Even if Marco wasn’t around to threaten our every move, what kind of life could I really give her? I’m Bedlam, always will be. Sure, I’ve got money, a lot of it, stashed away in various places, but money doesn’t buy safety or freedom, or peace of mind.
The thought of not having Tricks by my side for the rest of my fucking life hacks into me like a hatchet to my throat, hurting worse than the fucking bullet lodged in my leg.

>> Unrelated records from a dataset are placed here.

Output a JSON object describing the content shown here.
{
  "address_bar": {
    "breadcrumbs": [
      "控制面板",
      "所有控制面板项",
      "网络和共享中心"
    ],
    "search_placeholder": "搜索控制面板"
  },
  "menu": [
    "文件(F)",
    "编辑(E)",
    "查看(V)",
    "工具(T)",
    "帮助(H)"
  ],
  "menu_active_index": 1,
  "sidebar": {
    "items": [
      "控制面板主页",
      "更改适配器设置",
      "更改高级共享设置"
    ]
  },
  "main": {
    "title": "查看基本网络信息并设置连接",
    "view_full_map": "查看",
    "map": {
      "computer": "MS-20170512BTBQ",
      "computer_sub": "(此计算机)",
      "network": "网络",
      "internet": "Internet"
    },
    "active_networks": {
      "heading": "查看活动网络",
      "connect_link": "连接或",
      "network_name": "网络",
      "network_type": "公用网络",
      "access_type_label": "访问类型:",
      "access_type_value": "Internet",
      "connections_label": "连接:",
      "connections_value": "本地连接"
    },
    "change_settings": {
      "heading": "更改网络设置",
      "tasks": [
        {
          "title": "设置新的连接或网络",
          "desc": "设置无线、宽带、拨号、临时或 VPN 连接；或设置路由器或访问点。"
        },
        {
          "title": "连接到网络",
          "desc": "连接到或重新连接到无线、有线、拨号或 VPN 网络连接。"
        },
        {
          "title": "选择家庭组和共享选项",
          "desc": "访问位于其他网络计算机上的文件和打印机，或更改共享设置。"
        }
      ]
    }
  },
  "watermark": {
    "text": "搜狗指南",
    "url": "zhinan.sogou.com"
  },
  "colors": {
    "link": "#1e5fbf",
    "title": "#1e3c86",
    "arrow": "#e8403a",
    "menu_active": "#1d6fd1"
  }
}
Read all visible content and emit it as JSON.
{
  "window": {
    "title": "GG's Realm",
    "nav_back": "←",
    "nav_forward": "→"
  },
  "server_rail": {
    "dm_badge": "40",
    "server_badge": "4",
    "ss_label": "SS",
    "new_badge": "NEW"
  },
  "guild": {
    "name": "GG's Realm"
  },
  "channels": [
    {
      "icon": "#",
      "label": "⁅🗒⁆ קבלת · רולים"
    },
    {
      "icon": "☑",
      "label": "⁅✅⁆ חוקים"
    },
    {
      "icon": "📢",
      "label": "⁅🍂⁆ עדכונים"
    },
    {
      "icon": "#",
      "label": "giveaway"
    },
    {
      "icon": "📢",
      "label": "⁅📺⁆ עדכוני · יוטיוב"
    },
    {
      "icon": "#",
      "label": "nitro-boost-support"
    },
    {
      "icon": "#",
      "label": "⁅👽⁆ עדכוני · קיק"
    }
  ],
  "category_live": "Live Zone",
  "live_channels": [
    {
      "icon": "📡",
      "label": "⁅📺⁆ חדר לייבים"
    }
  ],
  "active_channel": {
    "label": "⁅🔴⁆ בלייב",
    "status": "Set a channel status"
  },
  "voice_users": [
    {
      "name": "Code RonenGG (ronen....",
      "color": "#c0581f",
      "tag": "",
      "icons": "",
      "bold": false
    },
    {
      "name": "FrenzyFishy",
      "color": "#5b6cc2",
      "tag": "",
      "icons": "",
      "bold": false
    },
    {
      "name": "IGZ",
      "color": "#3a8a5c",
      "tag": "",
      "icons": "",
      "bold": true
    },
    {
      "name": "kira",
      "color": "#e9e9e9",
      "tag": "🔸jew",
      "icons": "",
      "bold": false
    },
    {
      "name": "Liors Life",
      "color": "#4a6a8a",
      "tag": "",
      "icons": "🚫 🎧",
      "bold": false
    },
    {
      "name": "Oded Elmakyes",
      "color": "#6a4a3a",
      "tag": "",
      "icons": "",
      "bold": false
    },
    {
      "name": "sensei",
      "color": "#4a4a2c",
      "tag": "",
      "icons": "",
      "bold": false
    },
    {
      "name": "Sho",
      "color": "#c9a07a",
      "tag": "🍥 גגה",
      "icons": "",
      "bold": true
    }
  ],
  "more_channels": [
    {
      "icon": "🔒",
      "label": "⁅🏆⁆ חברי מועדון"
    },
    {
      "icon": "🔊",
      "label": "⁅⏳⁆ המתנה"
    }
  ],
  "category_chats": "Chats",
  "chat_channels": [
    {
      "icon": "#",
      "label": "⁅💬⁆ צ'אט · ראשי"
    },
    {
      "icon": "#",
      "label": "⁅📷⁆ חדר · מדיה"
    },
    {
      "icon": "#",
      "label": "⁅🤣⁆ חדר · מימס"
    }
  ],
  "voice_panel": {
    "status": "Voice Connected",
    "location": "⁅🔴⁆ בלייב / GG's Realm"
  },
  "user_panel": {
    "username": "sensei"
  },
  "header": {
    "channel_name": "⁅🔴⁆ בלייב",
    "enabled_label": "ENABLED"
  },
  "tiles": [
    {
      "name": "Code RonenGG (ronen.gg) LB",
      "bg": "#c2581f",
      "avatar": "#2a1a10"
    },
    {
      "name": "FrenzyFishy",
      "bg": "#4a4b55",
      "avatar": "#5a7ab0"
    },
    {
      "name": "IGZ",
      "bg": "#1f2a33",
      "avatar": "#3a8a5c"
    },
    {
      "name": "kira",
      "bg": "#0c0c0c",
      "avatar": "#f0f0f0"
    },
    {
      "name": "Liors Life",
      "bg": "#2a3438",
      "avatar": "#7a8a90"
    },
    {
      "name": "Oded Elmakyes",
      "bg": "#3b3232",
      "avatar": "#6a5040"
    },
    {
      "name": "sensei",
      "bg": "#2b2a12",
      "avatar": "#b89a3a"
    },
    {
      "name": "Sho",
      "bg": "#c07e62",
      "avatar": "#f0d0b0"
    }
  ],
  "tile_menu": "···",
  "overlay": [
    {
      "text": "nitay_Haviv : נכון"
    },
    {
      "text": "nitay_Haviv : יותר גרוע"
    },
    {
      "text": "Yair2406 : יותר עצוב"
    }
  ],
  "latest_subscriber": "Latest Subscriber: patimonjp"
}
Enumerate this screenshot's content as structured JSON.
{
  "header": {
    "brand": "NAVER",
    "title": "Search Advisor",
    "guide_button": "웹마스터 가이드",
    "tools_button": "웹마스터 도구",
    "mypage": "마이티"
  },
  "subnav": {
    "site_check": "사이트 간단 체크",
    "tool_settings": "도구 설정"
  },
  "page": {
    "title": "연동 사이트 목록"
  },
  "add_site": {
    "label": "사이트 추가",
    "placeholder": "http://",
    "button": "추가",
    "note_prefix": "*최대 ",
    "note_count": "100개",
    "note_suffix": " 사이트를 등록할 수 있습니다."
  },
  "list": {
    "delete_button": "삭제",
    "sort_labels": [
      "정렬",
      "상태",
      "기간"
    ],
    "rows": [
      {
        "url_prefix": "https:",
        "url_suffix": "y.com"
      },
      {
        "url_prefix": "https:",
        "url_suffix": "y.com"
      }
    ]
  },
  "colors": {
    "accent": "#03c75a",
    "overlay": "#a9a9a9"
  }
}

Every time I take a step, it’s as if someone is chipping away at my thigh with a fucking chisel.
I can’t let my pain, physical or mental, stop me from getting to the reservation hospital. I’ve let Tricks down too much as it is.
I can’t let Gabby die.
Without a free hand, I kick open the double doors of the reservation hospital. They bang loudly as they crash against the walls. I carry Gabby into the small waiting room where Sandy and Haze look up from their pacing.
I hand Gabby’s limp little body off to the waiting doctor and his team. They lay her on a stretcher and shout orders at one another as they race her back behind a door with the words RESTRICTED painted above the frame.